By Michael W Edghill
The 1st Latin American to lead the Roman Catholic Church, Pope Francis of Argentina, may well be considered the 1st pope of Latin America and the Caribbean.
Within a few years, the leader of the Catholic Church has defined his papacy as one focusing on the poor and marginalized in the world; something that Caribbean populations are not unfamiliar with.
Additionally, Pope Francis has engaged in topics of discussion that, while controversial among certain populations in the United States and western Europe, have been vital discussion points among Caribbean leaders.
An important and symbolic step in recognizing the value of the Caribbean was the move by Francis to appoint two new Cardinals from the Caribbean in 2014, Cardinal Chibly Langlois of Haiti and Cardinal Kevin Felix of St Lucia.
The Catholic population in the Caribbean is not insignificant throughout the islands as generations of Catholics, dating back to the colonial period under Spanish and French rule, continue to practice their faith vibrantly throughout the region.
While seeking to make sure that the Catholic Church represented views from all corners of the globe, Pope Francis injected excitement into the Catholic Caribbean population.
The focus for the poor and marginalized can also been seen in his latest papal encyclical Laudato Si.
In this work, Pope Francis criticizes the materialistic, consumerist culture that has ingrained itself into so many parts of the world and calls on all people to fight the negative effects of global climate change which, he points out, disproportionately affect the impoverished.
Not only does that message ring true in a region that has to fight the ill-effects of poverty from Port-au-Prince to Port of Spain, but the concurrent call to action on the issue of climate change and correlated sea-level rise has been a consistent talking point for leaders from across the Caribbean due the devastating effects even a small change in sea-level could have on these island nations.
If that wasn’t enough, it was Pope Francis and his associates in Rome who were fundamental in helping to usher in a new era in US-Cuban relations.
After decades of strife and animosity, diplomatic relations between Cuba and the United States are on the mend as the two nations officially reopened embassies in each country this week.
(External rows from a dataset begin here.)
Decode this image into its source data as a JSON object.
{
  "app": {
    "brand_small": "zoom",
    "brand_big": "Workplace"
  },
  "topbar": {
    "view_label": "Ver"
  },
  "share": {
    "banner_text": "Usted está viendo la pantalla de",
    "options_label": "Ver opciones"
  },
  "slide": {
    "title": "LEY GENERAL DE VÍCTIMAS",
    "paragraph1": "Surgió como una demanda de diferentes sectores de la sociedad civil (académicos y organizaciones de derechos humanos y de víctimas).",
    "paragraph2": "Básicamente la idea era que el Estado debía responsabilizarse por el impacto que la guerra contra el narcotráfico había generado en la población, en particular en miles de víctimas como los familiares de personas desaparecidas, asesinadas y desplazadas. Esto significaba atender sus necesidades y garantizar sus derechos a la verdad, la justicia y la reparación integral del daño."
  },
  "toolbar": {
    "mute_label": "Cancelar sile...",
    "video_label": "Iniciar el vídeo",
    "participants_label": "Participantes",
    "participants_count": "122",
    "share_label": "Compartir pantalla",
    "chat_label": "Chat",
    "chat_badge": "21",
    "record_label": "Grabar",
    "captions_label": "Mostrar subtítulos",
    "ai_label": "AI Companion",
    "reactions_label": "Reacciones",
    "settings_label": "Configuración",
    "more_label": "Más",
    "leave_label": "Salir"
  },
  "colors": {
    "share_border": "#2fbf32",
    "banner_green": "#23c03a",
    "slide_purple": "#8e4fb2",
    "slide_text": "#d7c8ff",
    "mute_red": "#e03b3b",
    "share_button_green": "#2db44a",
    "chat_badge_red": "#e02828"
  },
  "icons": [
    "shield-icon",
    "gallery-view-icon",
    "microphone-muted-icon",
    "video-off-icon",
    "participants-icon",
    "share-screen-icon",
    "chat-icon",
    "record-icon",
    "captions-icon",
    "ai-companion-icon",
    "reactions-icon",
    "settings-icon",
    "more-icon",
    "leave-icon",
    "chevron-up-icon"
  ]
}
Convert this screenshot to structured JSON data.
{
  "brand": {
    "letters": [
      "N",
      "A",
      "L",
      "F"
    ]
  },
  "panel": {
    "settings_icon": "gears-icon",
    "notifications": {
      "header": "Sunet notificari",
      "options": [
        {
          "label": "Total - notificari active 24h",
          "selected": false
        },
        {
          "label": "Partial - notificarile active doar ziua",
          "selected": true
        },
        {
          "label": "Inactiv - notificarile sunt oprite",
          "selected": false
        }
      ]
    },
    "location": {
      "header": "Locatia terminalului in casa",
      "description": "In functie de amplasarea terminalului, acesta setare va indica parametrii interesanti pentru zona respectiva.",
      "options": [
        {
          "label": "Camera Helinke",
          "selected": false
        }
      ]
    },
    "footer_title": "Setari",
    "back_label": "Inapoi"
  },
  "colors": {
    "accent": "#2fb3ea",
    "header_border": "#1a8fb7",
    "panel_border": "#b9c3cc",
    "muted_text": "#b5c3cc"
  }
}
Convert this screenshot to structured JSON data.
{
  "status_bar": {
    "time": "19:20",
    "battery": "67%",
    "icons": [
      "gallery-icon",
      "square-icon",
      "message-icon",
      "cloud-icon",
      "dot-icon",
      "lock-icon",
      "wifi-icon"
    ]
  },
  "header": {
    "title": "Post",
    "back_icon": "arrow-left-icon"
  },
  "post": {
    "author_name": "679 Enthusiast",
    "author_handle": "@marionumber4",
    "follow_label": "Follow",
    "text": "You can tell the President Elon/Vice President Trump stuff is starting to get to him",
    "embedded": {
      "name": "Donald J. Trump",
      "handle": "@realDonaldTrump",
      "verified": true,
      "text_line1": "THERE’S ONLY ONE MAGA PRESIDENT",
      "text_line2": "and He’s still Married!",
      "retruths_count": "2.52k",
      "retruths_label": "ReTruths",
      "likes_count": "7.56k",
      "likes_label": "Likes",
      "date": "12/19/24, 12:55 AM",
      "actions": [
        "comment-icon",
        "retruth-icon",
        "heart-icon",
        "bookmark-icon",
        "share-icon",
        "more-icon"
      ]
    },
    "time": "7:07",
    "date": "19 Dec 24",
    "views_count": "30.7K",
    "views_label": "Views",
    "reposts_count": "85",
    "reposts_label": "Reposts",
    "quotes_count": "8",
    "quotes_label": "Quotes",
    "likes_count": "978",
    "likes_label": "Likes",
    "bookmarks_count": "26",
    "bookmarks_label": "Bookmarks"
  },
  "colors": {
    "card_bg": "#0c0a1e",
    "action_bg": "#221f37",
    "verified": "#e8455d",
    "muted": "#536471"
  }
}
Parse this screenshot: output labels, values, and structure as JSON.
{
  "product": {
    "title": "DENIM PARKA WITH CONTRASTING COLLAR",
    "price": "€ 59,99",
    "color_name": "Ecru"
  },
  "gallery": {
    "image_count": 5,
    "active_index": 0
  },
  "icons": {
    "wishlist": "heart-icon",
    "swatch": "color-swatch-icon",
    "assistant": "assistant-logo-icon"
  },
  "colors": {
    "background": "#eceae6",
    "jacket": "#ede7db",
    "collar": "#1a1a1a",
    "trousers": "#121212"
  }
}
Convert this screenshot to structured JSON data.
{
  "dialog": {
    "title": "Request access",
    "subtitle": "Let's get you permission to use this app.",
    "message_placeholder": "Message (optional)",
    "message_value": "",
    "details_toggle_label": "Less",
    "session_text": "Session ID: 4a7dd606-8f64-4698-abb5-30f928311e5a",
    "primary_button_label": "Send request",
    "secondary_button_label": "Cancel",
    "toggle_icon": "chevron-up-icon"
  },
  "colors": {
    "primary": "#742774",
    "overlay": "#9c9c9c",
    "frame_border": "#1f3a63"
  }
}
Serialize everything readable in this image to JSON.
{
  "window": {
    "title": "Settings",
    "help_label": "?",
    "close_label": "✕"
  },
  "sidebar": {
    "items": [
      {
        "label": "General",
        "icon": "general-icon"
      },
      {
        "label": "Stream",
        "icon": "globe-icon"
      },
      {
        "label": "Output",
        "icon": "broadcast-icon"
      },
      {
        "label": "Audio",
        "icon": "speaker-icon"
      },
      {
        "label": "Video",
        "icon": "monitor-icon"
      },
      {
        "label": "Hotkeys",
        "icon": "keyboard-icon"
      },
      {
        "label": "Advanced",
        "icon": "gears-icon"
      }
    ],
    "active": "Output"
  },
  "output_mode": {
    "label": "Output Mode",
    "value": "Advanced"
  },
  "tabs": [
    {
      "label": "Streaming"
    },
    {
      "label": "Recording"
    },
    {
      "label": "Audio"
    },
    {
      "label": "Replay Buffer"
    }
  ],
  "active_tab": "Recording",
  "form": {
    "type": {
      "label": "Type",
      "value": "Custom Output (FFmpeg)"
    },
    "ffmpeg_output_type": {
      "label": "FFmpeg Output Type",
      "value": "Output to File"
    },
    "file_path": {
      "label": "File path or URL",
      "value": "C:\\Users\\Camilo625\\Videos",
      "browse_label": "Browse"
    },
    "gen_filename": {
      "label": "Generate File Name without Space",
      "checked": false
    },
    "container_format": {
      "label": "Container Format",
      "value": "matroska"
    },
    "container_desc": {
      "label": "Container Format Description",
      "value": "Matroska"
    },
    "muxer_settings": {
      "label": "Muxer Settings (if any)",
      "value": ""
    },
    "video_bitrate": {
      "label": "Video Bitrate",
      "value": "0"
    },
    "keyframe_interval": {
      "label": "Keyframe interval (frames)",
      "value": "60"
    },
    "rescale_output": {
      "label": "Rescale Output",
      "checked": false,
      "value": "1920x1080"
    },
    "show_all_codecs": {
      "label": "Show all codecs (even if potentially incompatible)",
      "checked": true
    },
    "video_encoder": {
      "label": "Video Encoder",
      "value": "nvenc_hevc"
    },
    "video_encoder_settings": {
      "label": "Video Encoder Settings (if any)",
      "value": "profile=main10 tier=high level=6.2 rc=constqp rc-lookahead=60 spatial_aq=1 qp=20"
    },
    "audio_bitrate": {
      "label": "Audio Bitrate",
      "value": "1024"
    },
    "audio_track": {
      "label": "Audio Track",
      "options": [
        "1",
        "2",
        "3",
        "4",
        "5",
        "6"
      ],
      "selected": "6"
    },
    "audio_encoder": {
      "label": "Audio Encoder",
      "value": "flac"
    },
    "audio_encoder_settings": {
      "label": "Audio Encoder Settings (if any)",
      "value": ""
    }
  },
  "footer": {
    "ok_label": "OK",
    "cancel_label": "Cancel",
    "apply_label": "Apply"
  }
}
This rapprochement, which had been advocated for repeatedly over the years at the Summit of the Americas, in CARICOM, and elsewhere, is finally starting to take shape because of the abilities of Pope Francis to serve as an honest broker between the two sides.
Subsequently, before traveling to the United States in September, Francis will be visiting the Caribbean with a stop in Cuba.
While no one will define the papacy of Francis as one concerned with the welfare of the Caribbean specifically, his actions on issues of importance in the region will no doubt have an impact that engenders goodwill between the Caribbean and the Vatican.
He may not be the Caribbean’s 1st pope, but Francis has quite a bit that the people of the Caribbean can be excited about.
Michael W Edghill has taught courses on US Government and on Latin America & the Caribbean. He is completing his MA in Government with a thesis on Thomas Aquinas’s Just War Theory as applied to the drug wars in Latin America and the Caribbean. He is currently the principal of Notre Dame Catholic School in Wichita Falls, Texas.